On July 13, 2018 the New York Times reported, “Jeremy Gold, an actuary who more than 25 years ago warned of the financial debacles now slowly playing out among the cities and states that sponsor pension plans for their teachers, police officers, bus drivers and other workers, died on July 6 in Manhattan.” Mr. Gold was one of the first actuaries to work on Wall Street. He started there in 1985, the time of corporate raiders and few restraints. These raiders went after pension funds, where Mr. Gold focused his attention. They believed the funds had more money than they needed so they took the surplus and used it to fund takeovers. When reality set in, the money was gone and worker’s retirement security with it. Mr. Gold had big questions about the advice actuaries gave employers on how to run their pension plans and embarked on a 30-year mission, “to save my profession.”
The state and local pension debacles of the ‘80s were partially responsible for the ongoing reduction in pension plans in the business world as well as government. An SOA blog by Paul Richmond on the Personal Actuary: A New Star in the Universe of Financial Advisors reported, “The need for pension actuaries has diminished substantially over the past decade as corporate retirement plans have been converted from defined benefit to defined contribution. The average pension actuary is well over age 50.” Mr. Richmond also posits that “Over the next 10 to 20 years, the need for qualified financial counselors and investment planners will expand rapidly. Considerable opportunities exist for ethical people, with a high degree of analytic ability, to perform these services, proving a valuable public service, while at the same time being rewarded handsomely.” He believes actuaries can fill this void.

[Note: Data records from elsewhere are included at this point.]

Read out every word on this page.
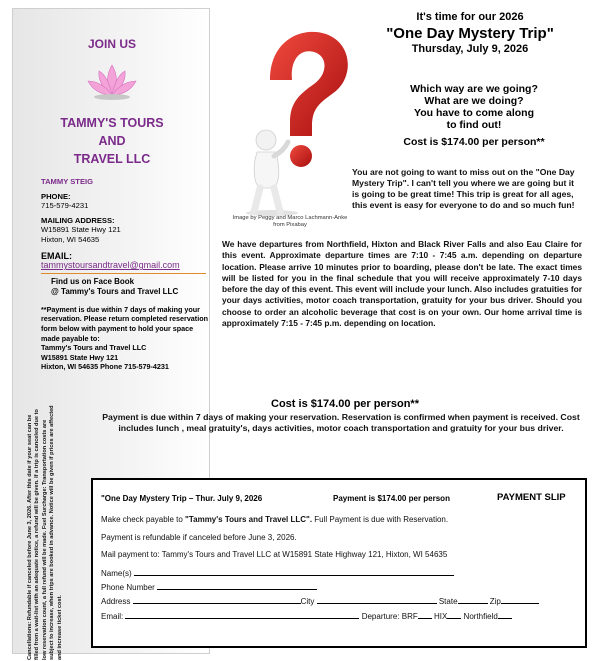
JOIN US
TAMMY'S TOURS
AND
TRAVEL LLC
TAMMY STEIG
PHONE:
715-579-4231
MAILING ADDRESS:
W15891 State Hwy 121
Hixton, WI 54635
EMAIL:
tammystoursandtravel@gmail.com
Find us on Face Book
@ Tammy's Tours and Travel LLC
**Payment is due within 7 days of making your reservation. Please return completed reservation form below with payment to hold your space made payable to:
Tammy's Tours and Travel LLC
W15891 State Hwy 121
Hixton, WI 54635 Phone 715-579-4231
Cancellations: Refundable if canceled before June 3, 2026. After this date if your seat can be filled from a wait-list with an adequate notice, a refund will be given. If a trip is canceled due to low reservation count, a full refund will be made. Fuel Surcharge: Transportation costs are subject to increase, when trips are booked in advance. Notice will be given if prices are affected and increase ticket cost.
Image by Peggy and Marco Lachmann-Anke from Pixabay
It's time for our 2026
"One Day Mystery Trip"
Thursday, July 9, 2026
Which way are we going?
What are we doing?
You have to come along
to find out!
Cost is $174.00 per person**
You are not going to want to miss out on the "One Day Mystery Trip". I can't tell you where we are going but it is going to be great time! This trip is great for all ages, this event is easy for everyone to do and so much fun!
We have departures from Northfield, Hixton and Black River Falls and also Eau Claire for this event. Approximate departure times are 7:10 - 7:45 a.m. depending on departure location. Please arrive 10 minutes prior to boarding, please don't be late. The exact times will be listed for you in the final schedule that you will receive approximately 7-10 days before the day of this event. This event will include your lunch. Also includes gratuities for your days activities, motor coach transportation, gratuity for your bus driver. Should you choose to order an alcoholic beverage that cost is on your own. Our home arrival time is approximately 7:15 - 7:45 p.m. depending on location.
Cost is $174.00 per person**
Payment is due within 7 days of making your reservation. Reservation is confirmed when payment is received. Cost includes lunch , meal gratuity's, days activities, motor coach transportation and gratuity for your bus driver.
"One Day Mystery Trip – Thur. July 9, 2026	Payment is $174.00 per person	PAYMENT SLIP
Make check payable to "Tammy's Tours and Travel LLC". Full Payment is due with Reservation.
Payment is refundable if canceled before June 3, 2026.
Mail payment to: Tammy's Tours and Travel LLC at W15891 State Highway 121, Hixton, WI 54635
Name(s)
Phone Number
Address	City	State	Zip
Email:	Departure: BRF HIX Northfield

An actuary and research scholar at the Stanford Center for Longevity, Steve Vernon, has entered into this financial advisor void. He focuses on helping older workers navigate the critical decision they need to make as they transition from employment to retirement. A financial advisor typically tells clients they need 70-80% of pre-retirement income for retirement. This is a focus on income generation. Vernon believes a more careful analysis of living expenses needed in retirement would change this analysis. He matches up these expenses with what he calls retirement paychecks and provides insights on how to manages those “paychecks.” He addresses social security, pensions, annuities and reverse mortgages and timing for all of the above and savings. Will other actuaries follow him in this much-needed application of their skills as a financial advisor?